Он вообще избегал людей, но с чужими ему было, пожалуй, легче, чем с домашними. Слишком хорошо знал он домашних, чтобы чего-нибудь ждать от них. Он ничего не ждал и от других, но те хоть не с такою плохо скрытою тревогой смотрели ему в глаза. Впрочем, мало кто посещал его в это время.
Чаще других приходил Черкас. С тех пор как он невольно принял участие в большом семейном событии, сплотившем всех, ему простили прошлое и стали относиться к нему спокойнее. Он заходил обычно на минутку, справлялся о здоровье и тотчас исчезал. Дела его, очевидно, были плохи, костюм обтрепался, лицо похудело, и вместо прежней уверенности в глазах, в голосе и в движениях появилась робость, чуть ли не приниженность. Петр Петрович усмехался, вспоминая, что было время, когда он думал, будто Черкас обладает какою-то сверхъестественною силой. Он даже раз спросил актера об этом и получил неожиданный ответ.
— Мне очень больно, — сказал Черкас, отводя глаза и горбясь, — что вы из-за меня столько перенесли. Тогда из-за денег и теперь вот… Но я, честное слово, не виноват.
Петр Петрович молчал. Эти оправдания ему давно надоели, да он и не винил Черкаса ни в чем. Но актер вдруг заволновался, вытер сразу вспотевший лоб и, упорно глядя в угол, сказал:
— А все-таки я виноват.
В его голосе прозвучала искренняя печаль, и Петр Петрович высоко поднял брови. Он не ожидал этого от Черкаса.
— Я вам скажу, — безнадежно махнув рукою, продолжал тот, — все, что про меня говорят — вранье. Но я ничего не делаю, чтобы не говорили. Наоборот, я рад даже. Понимаете?
Петр Петрович отрицательно покачал головой. Он не понимал.
— Я бы никому другому не признался, — все тише и глуше сказал Черкас. — Это очень неприятно. Это больно даже, Петр Петрович. Помните, что я говорил на ваших именинах? Теперь я вам настоящую правду скажу — это я про себя говорил. То есть я говорил, что будто вы все скучно живете, ненужно, а я — как-то по-другому. Это я выдумал, Петр Петрович, чтобы не показать, какой я на самом деле. А на самом деле, если б я не придумал себе чего-то, не вел бы себя так, что это другим кажется подозрительно и они бог знает что обо мне выдумывают, — я бы умер от тоски. Это игра все, я нарочно таинственность на себя напускаю. Я вам об этом потому рассказываю, что вы мою таинственность всерьез приняли, я вас своей игрой чуть ли не в желтый дом завел.

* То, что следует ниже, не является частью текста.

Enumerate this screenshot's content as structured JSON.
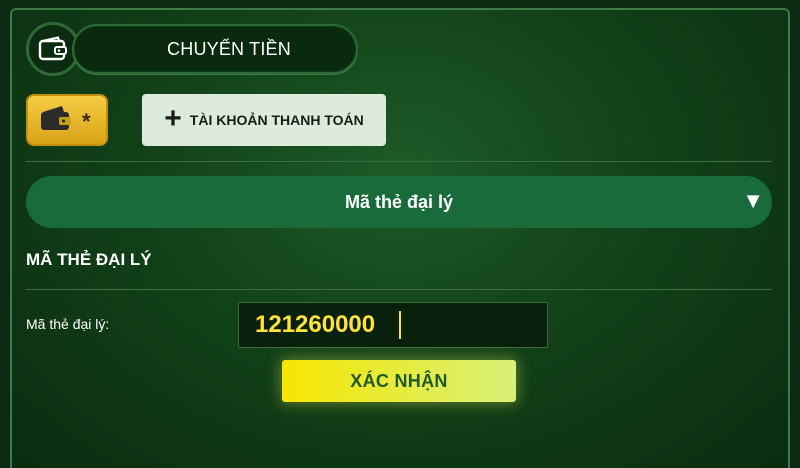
{
  "header": {
    "title": "CHUYỂN TIỀN",
    "icon": "wallet-icon"
  },
  "tabs": {
    "wallet_tab": {
      "icon": "wallet-icon",
      "marker": "*"
    },
    "add_account": {
      "icon": "plus-icon",
      "label": "TÀI KHOẢN THANH TOÁN"
    }
  },
  "method_select": {
    "selected": "Mã thẻ đại lý",
    "icon": "caret-down-icon"
  },
  "section": {
    "title": "MÃ THẺ ĐẠI LÝ"
  },
  "form": {
    "agent_card_label": "Mã thẻ đại lý:",
    "agent_card_value": "121260000"
  },
  "confirm_button": {
    "label": "XÁC NHẬN"
  },
  "colors": {
    "accent_gold": "#f5cd45",
    "input_text": "#ffe23a",
    "select_bg": "#1a6b3c",
    "confirm_bg": "#f6e600"
  }
}
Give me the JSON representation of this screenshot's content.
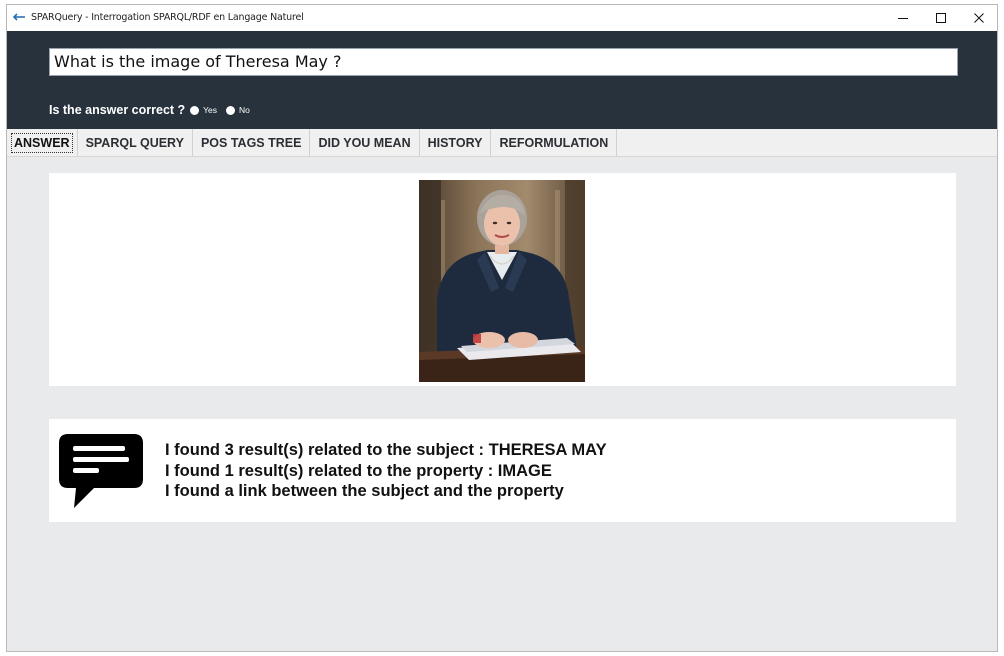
{
  "window": {
    "title": "SPARQuery - Interrogation SPARQL/RDF en Langage Naturel",
    "controls": {
      "minimize_icon": "minimize-icon",
      "maximize_icon": "maximize-icon",
      "close_icon": "close-icon"
    }
  },
  "query": {
    "value": "What is the image of Theresa May ?"
  },
  "feedback": {
    "question": "Is the answer correct ?",
    "options": [
      {
        "label": "Yes"
      },
      {
        "label": "No"
      }
    ]
  },
  "tabs": [
    {
      "label": "ANSWER",
      "active": true
    },
    {
      "label": "SPARQL QUERY",
      "active": false
    },
    {
      "label": "POS TAGS TREE",
      "active": false
    },
    {
      "label": "DID YOU MEAN",
      "active": false
    },
    {
      "label": "HISTORY",
      "active": false
    },
    {
      "label": "REFORMULATION",
      "active": false
    }
  ],
  "answer": {
    "image_icon": "portrait-photo",
    "message_icon": "chat-bubble-icon",
    "messages": [
      "I found 3 result(s) related to the subject : THERESA MAY",
      "I found 1 result(s) related to the property : IMAGE",
      "I found a link between the subject and the property"
    ]
  },
  "colors": {
    "header_bg": "#27323d",
    "content_bg": "#e9eaeb",
    "tab_bar_bg": "#f0f0f0"
  }
}
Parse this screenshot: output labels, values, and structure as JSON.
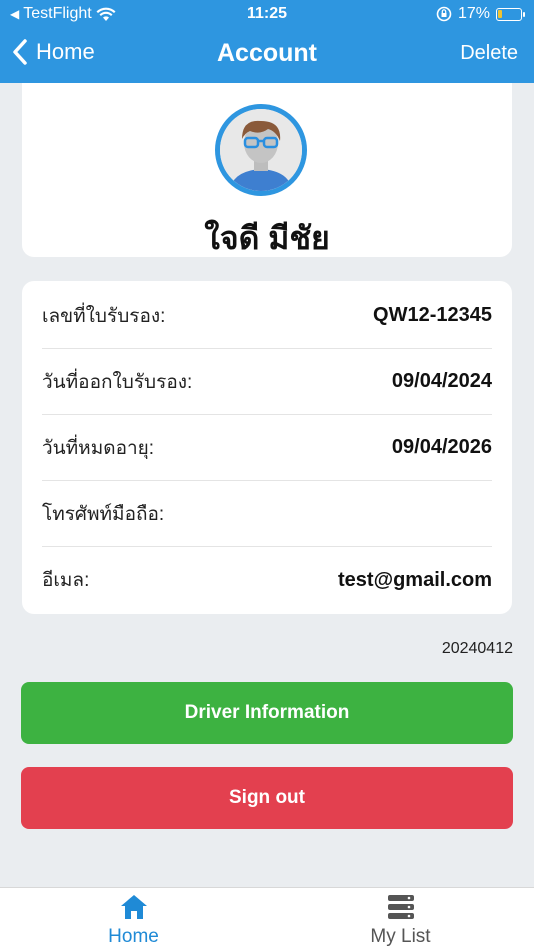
{
  "status_bar": {
    "back_app": "TestFlight",
    "time": "11:25",
    "battery_percent": "17%",
    "battery_level": 0.17
  },
  "nav": {
    "back_label": "Home",
    "title": "Account",
    "delete_label": "Delete"
  },
  "profile": {
    "name": "ใจดี มีชัย"
  },
  "info": {
    "rows": [
      {
        "label": "เลขที่ใบรับรอง:",
        "value": "QW12-12345"
      },
      {
        "label": "วันที่ออกใบรับรอง:",
        "value": "09/04/2024"
      },
      {
        "label": "วันที่หมดอายุ:",
        "value": "09/04/2026"
      },
      {
        "label": "โทรศัพท์มือถือ:",
        "value": ""
      },
      {
        "label": "อีเมล:",
        "value": "test@gmail.com"
      }
    ]
  },
  "version": "20240412",
  "buttons": {
    "driver_info": "Driver Information",
    "sign_out": "Sign out"
  },
  "tabs": [
    {
      "label": "Home",
      "icon": "home-icon",
      "active": true
    },
    {
      "label": "My List",
      "icon": "list-icon",
      "active": false
    }
  ],
  "colors": {
    "header": "#2e96e0",
    "driver_button": "#3db241",
    "signout_button": "#e3404f",
    "active_tab": "#1f8ad6"
  }
}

Петр Петрович с интересом поглядел на Черкаса. Когда люди говорили настоящую правду о себе, это было единственное, что еще трогало его. А Черкас, казалось, приготовился к исповеди. Но Петр Петрович еще ничего не понимал.

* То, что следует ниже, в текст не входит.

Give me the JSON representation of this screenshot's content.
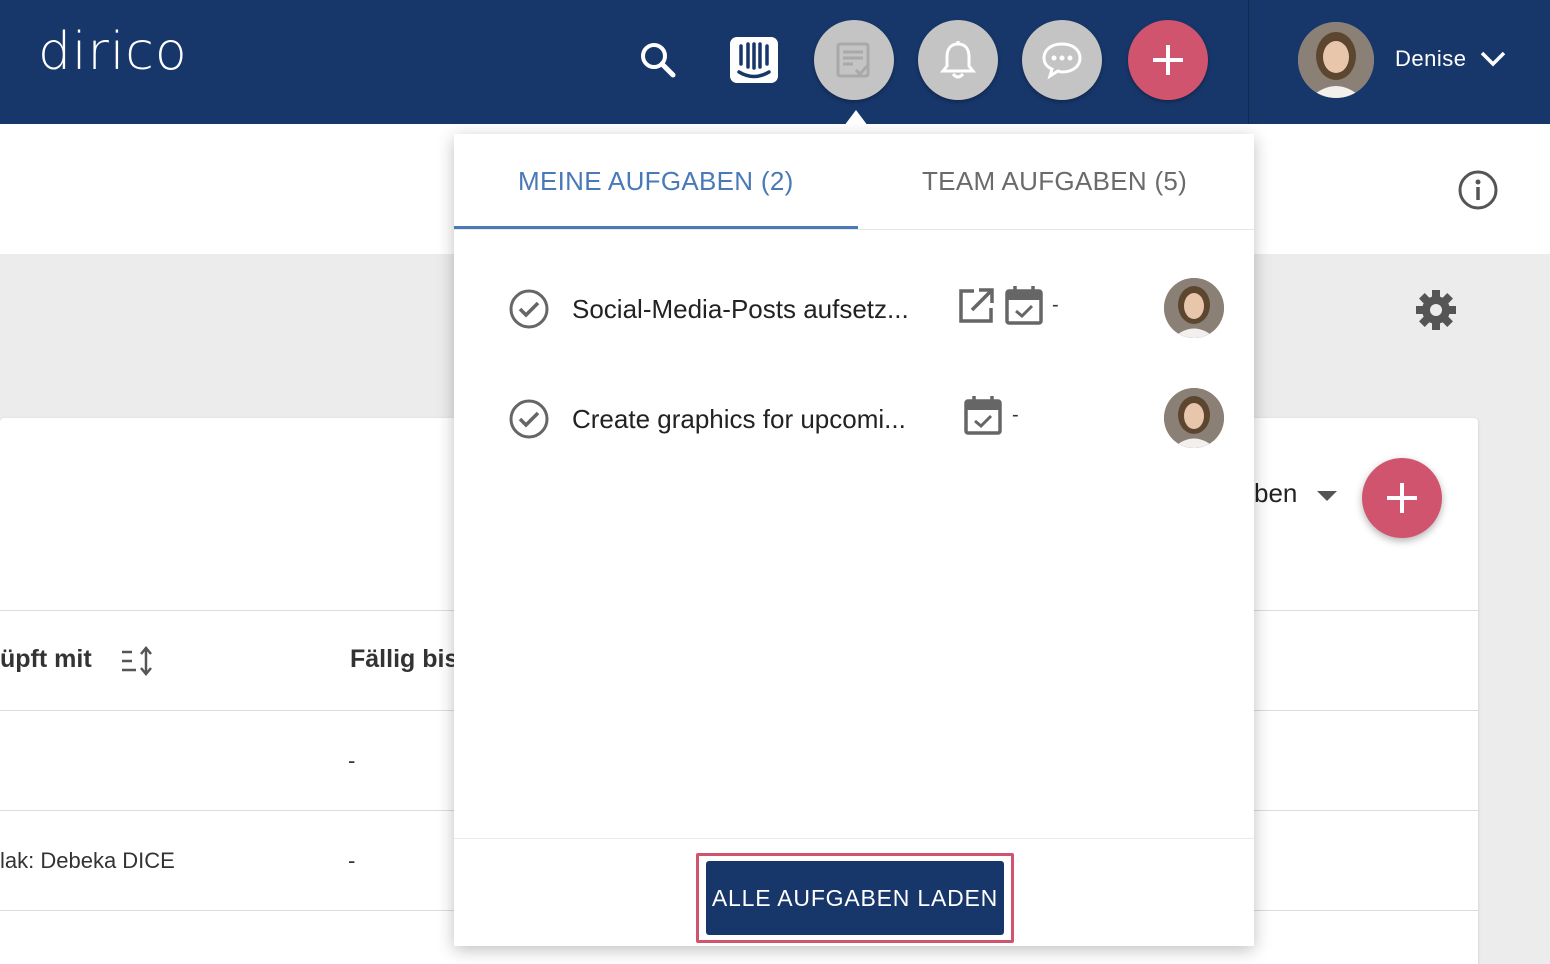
{
  "header": {
    "logo": "dirico",
    "user_name": "Denise",
    "icons": [
      "search-icon",
      "intercom-icon",
      "tasks-icon",
      "bell-icon",
      "chat-icon",
      "plus-icon"
    ]
  },
  "colors": {
    "navy": "#17376b",
    "accent_red": "#d0546e",
    "tab_blue": "#4a79b8",
    "grey_button": "#c4c4c4"
  },
  "background": {
    "filter_label": "ben",
    "table": {
      "headers": [
        "üpft mit",
        "Fällig bis"
      ],
      "rows": [
        {
          "linked": "",
          "due": "-"
        },
        {
          "linked": "lak: Debeka DICE",
          "due": "-"
        }
      ]
    }
  },
  "tasks_popup": {
    "tabs": [
      {
        "label": "MEINE AUFGABEN (2)",
        "active": true
      },
      {
        "label": "TEAM AUFGABEN (5)",
        "active": false
      }
    ],
    "tasks": [
      {
        "title": "Social-Media-Posts aufsetz...",
        "has_link": true,
        "due": "-"
      },
      {
        "title": "Create graphics for upcomi...",
        "has_link": false,
        "due": "-"
      }
    ],
    "load_all_label": "ALLE AUFGABEN LADEN"
  }
}
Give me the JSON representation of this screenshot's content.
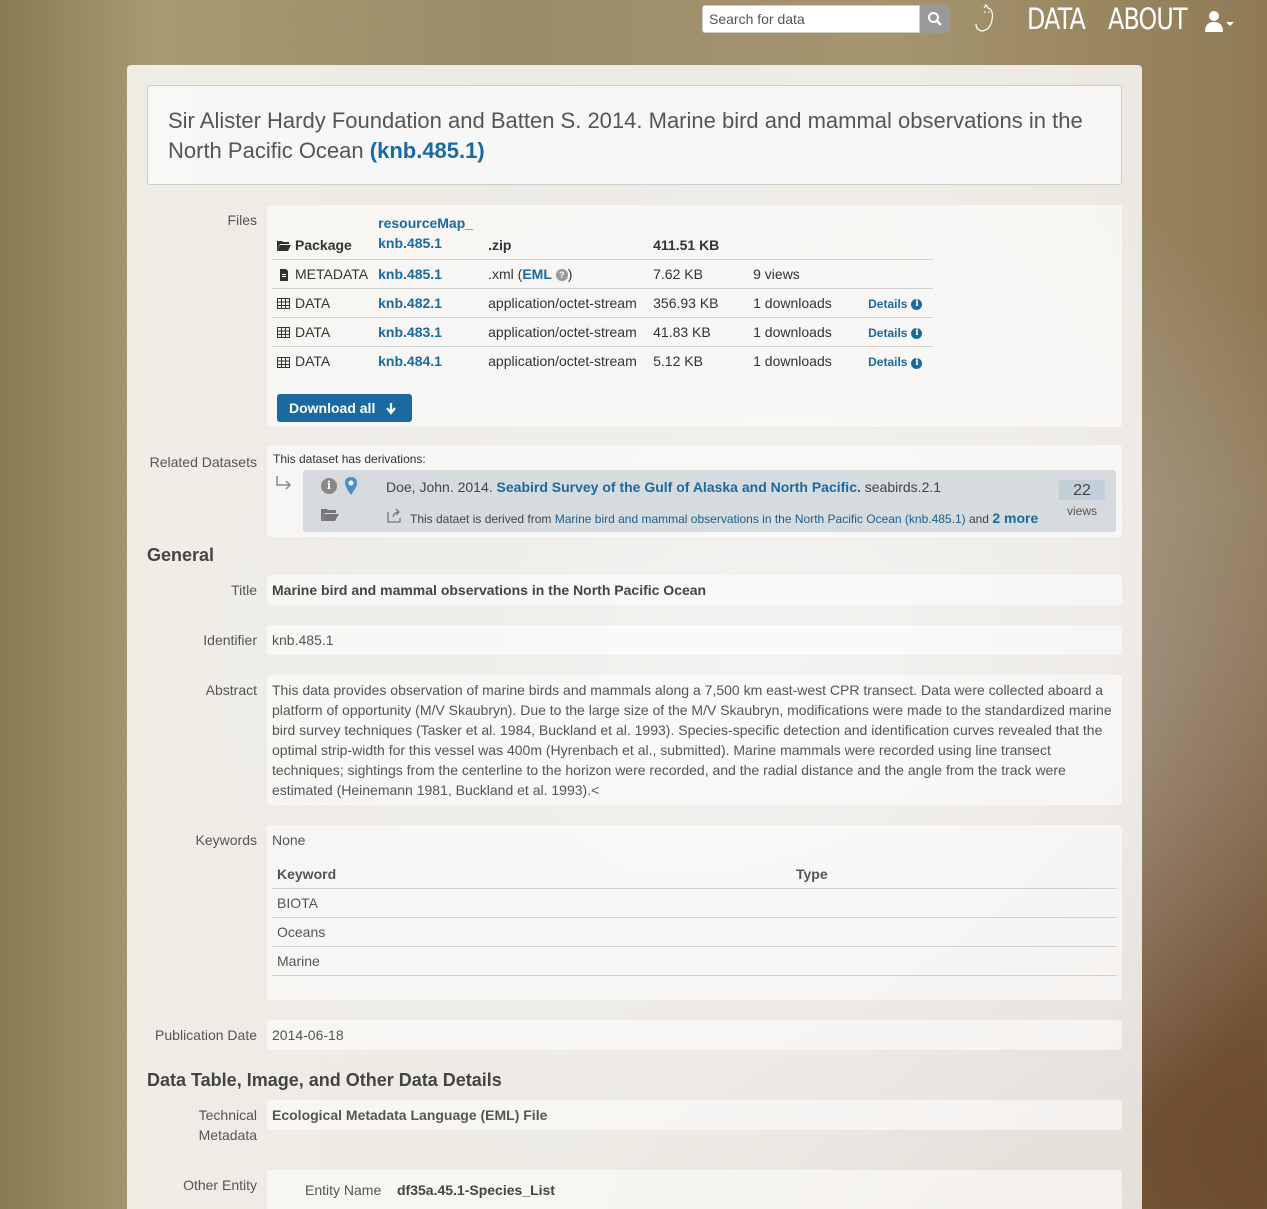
{
  "nav": {
    "search_placeholder": "Search for data",
    "logo_text": "MetaCat",
    "data_label": "DATA",
    "about_label": "ABOUT"
  },
  "citation": {
    "text": "Sir Alister Hardy Foundation and Batten S. 2014. Marine bird and mammal observations in the North Pacific Ocean",
    "pid": "(knb.485.1)"
  },
  "files": {
    "label": "Files",
    "package": {
      "type": "Package",
      "name_line1": "resourceMap_",
      "name_line2": "knb.485.1",
      "format": ".zip",
      "size": "411.51 KB"
    },
    "rows": [
      {
        "type": "METADATA",
        "name": "knb.485.1",
        "format_pre": ".xml (",
        "format_link": "EML",
        "format_post": ")",
        "size": "7.62 KB",
        "stat": "9 views",
        "details": ""
      },
      {
        "type": "DATA",
        "name": "knb.482.1",
        "format": "application/octet-stream",
        "size": "356.93 KB",
        "stat": "1 downloads",
        "details": "Details"
      },
      {
        "type": "DATA",
        "name": "knb.483.1",
        "format": "application/octet-stream",
        "size": "41.83 KB",
        "stat": "1 downloads",
        "details": "Details"
      },
      {
        "type": "DATA",
        "name": "knb.484.1",
        "format": "application/octet-stream",
        "size": "5.12 KB",
        "stat": "1 downloads",
        "details": "Details"
      }
    ],
    "download_all": "Download all"
  },
  "related": {
    "label": "Related Datasets",
    "note": "This dataset has derivations:",
    "author": "Doe, John. 2014.",
    "title": "Seabird Survey of the Gulf of Alaska and North Pacific.",
    "id": "seabirds.2.1",
    "sub_pre": "This dataet is derived from",
    "sub_link": "Marine bird and mammal observations in the North Pacific Ocean (knb.485.1)",
    "sub_and": "and",
    "sub_more": "2 more",
    "views_count": "22",
    "views_label": "views"
  },
  "general": {
    "heading": "General",
    "title_label": "Title",
    "title_value": "Marine bird and mammal observations in the North Pacific Ocean",
    "identifier_label": "Identifier",
    "identifier_value": "knb.485.1",
    "abstract_label": "Abstract",
    "abstract_value": "This data provides observation of marine birds and mammals along a 7,500 km east-west CPR transect. Data were collected aboard a platform of opportunity (M/V Skaubryn). Due to the large size of the M/V Skaubryn, modifications were made to the standardized marine bird survey techniques (Tasker et al. 1984, Buckland et al. 1993). Species-specific detection and identification curves revealed that the optimal strip-width for this vessel was 400m (Hyrenbach et al., submitted). Marine mammals were recorded using line transect techniques; sightings from the centerline to the horizon were recorded, and the radial distance and the angle from the track were estimated (Heinemann 1981, Buckland et al. 1993).<",
    "keywords_label": "Keywords",
    "keywords_value": "None",
    "keyword_headers": [
      "Keyword",
      "Type"
    ],
    "keywords": [
      "BIOTA",
      "Oceans",
      "Marine"
    ],
    "pubdate_label": "Publication Date",
    "pubdate_value": "2014-06-18"
  },
  "details": {
    "heading": "Data Table, Image, and Other Data Details",
    "tech_label_1": "Technical",
    "tech_label_2": "Metadata",
    "tech_value": "Ecological Metadata Language (EML) File",
    "other_label": "Other Entity",
    "entity_name_label": "Entity Name",
    "entity_name_value": "df35a.45.1-Species_List"
  }
}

— Я вам все скажу, — с отчаянием почти продолжал Черкас. Он говорил мрачно и зло, и, видимо, признания обходились ему недешево. — Только вы никому не говорите, а то мне придется уезжать. Насмешек я не вынесу. Я, вероятно, и к вам больше не приду. Но, по-моему, я обязан сказать вам правду, иначе я не прощу себе, что вы из-за меня… Одним словом, со мной все очень просто. У меня с детства были хорошие способности. Вы знаете, это не хвастовство, у меня и сейчас голова и язык работают неплохо. И я вбил себе с детства в голову, что я выше других, что я все понимаю, все могу одолеть и буду обязательно знаменитостью. Мне, правда, сперва все давалось очень легко. Я бы, может быть, стал неплохим врачом или еще чем-нибудь. Только учиться я не любил. Это трудно, долго, и подумаешь — велика штука быть врачом! Жди до шестидесяти лет, чтобы тебя все узнали. Ну, вы уже понимаете, что увлекло меня актерство. Вот тут-то человек уж наверно выше других — он один, а тысячи глядят на него затаив дыхание. Я и пошел в актеры.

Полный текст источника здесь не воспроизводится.